Islam surfaces as the ultimate alterative to contemporary urban life despite postmodernism. Postmodernism is where consciousness has become divorced from ethics and committed to materialistic reasoning (after a long process of separation starting from the Magna Carta and later the renaissance), and where post-civilization has its eyes fixed on a single universal moral order.

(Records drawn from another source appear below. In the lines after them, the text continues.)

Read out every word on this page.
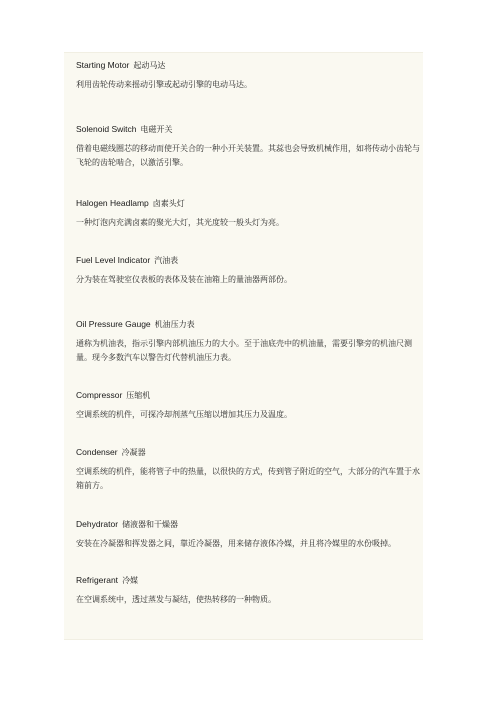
Starting Motor 起动马达
利用齿轮传动来摇动引擎或起动引擎的电动马达。
Solenoid Switch 电磁开关
借着电磁线圈芯的移动而使开关合的一种小开关装置。其蕊也会导致机械作用，如将传动小齿轮与飞轮的齿轮啮合，以激活引擎。
Halogen Headlamp 卤素头灯
一种灯泡内充满卤素的聚光大灯，其光度较一般头灯为亮。
Fuel Level Indicator 汽油表
分为装在驾驶室仪表板的表体及装在油箱上的量油器两部份。
Oil Pressure Gauge 机油压力表
通称为机油表，指示引擎内部机油压力的大小。至于油底壳中的机油量，需要引擎旁的机油尺测量。现今多数汽车以警告灯代替机油压力表。
Compressor 压缩机
空调系统的机件，可探冷却剂蒸气压缩以增加其压力及温度。
Condenser 冷凝器
空调系统的机件，能将管子中的热量，以很快的方式，传到管子附近的空气，大部分的汽车置于水箱前方。
Dehydrator 储液器和干燥器
安装在冷凝器和挥发器之间，靠近冷凝器，用来储存液体冷媒，并且将冷媒里的水份吸掉。
Refrigerant 冷媒
在空调系统中，透过蒸发与凝结，使热转移的一种物质。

On the individual level, Muslim consciousness, the multi-dimensional and transcending worldly sphere it holds, is the remedy for urban illnesses. The paramount answer to urban secularism is the modern masjid: one that is avant-garde, equipped with multi-media and advanced. The masjid cannot be marginalized, and its function is too essential to be contained within its walls. If it is not multi-functional, for example as a school, library, social assembly, city hall, grass-root parliament, and even the center of all lawful activities, then its value is depreciated.
From the Masjid, Muslim solidarity will cure the social needs of its community. And by drawing parallels from the life of the Prophet (peace be upon him), anxiety and egoism, characteristic of urban and metropolitan life, can be substituted by making meditation part of urban life (or a vacation from it). Consider the periods of time that the Prophet used to spend in reflection in the cave of hira’. That is our model. Human beings are so caught up nowadays in their city lives forgetting that they are part of humanity and the universe (needless to say, sometimes a nation or a culture).

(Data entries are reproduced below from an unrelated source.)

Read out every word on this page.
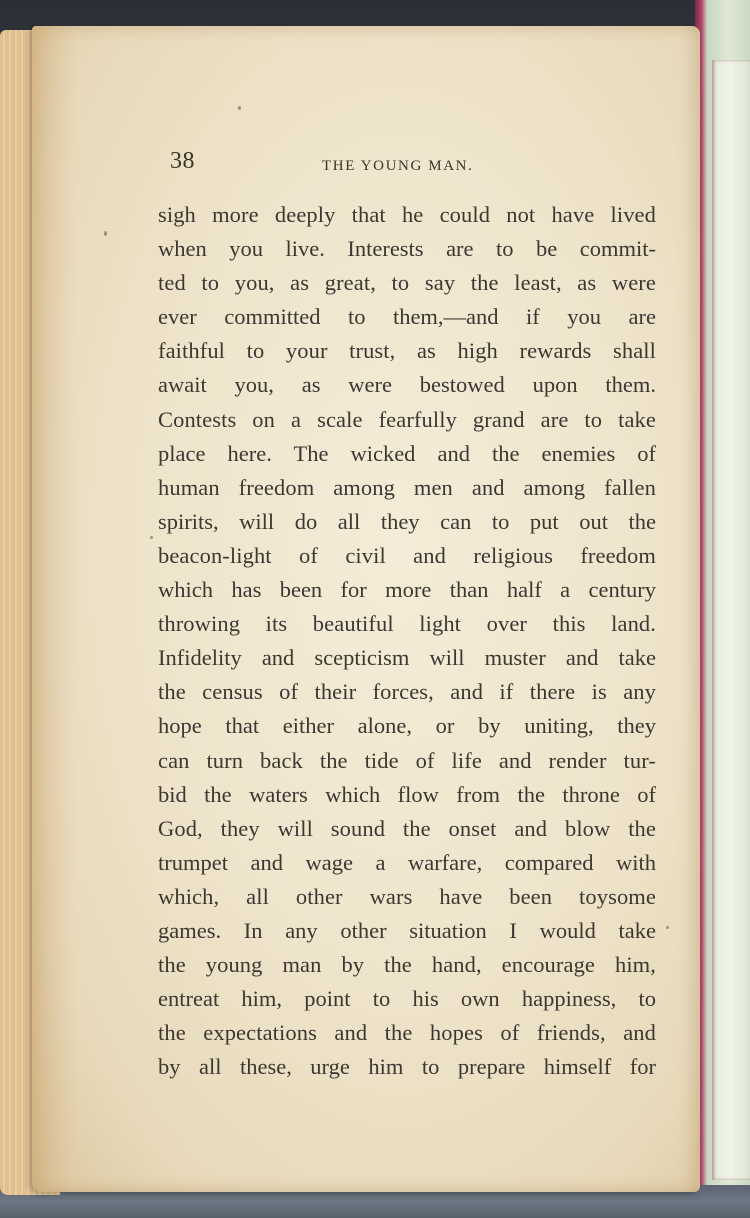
38	THE YOUNG MAN.
sigh more deeply that he could not have lived
when you live. Interests are to be commit-
ted to you, as great, to say the least, as were
ever committed to them,—and if you are
faithful to your trust, as high rewards shall
await you, as were bestowed upon them.
Contests on a scale fearfully grand are to take
place here. The wicked and the enemies of
human freedom among men and among fallen
spirits, will do all they can to put out the
beacon-light of civil and religious freedom
which has been for more than half a century
throwing its beautiful light over this land.
Infidelity and scepticism will muster and take
the census of their forces, and if there is any
hope that either alone, or by uniting, they
can turn back the tide of life and render tur-
bid the waters which flow from the throne of
God, they will sound the onset and blow the
trumpet and wage a warfare, compared with
which, all other wars have been toysome
games. In any other situation I would take
the young man by the hand, encourage him,
entreat him, point to his own happiness, to
the expectations and the hopes of friends, and
by all these, urge him to prepare himself for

Secularism has even made vacationing a trait in itself. Halal (lawful) vacations and family trips have become almost unworkable. The Prophet (peace be upon him) used to race with his wife, ‘A’isha, regularly outside Medina - even when he was in his early sixties (hadith, Musnad Ahmad).
On the universal level, as Manzoor pleads in his work
Beyond
City and Civilization, the “city” becomes the medium for Islam as a dynamic and holistic worldview in the universal context:
The most valuable concept of Islam, even for to the post-civilizational, one-world conscience, will, undoubtedly, be the Umma, the value-community of Islam which is only temporally and historically parochial, but which is also simultaneously with it, spiritually, ideationally and ideologically, truly universal… Only by perceiving the world as a Community and not as a society may we arrive at the one-world moral consciousness of the post-civilizational man. Hence, the warm, humane - and feminine - image of the Umma is likely to acquire more cogency and appeal in the post-civilization era - provided it is not interpreted parochially but is construed as our gift to the human community.
Conceptually, Islam has been apprehended as a faith, community and civilization... Islam is an autonomous, self-sufficient, non-historical system that does not interact with the world around it; in fact, it does not need it - little different, that is to say, from the ‘Ghetto models’ of Islam that some of the contemporary Muslims are so fond of promoting in the name ‘civilizational’ self-sufficiency and autonomy! Of all the conceptual straitjackets applied to Islam, the one cut in the shape of the City is the least fitting… What is true of Islam is true of the world as well. When we conceive our abode in terms of the city-image, the global order we aspire for appears static and civilizational. Should we, on the other hand, wish to create a dynamic moral world-order, we’ll have to invent metaphors and images that go beyond the mankind’s parochial experience of the City and the Civilization. In the post-civilizational age, the City as a metaphor of perfect order has run its course.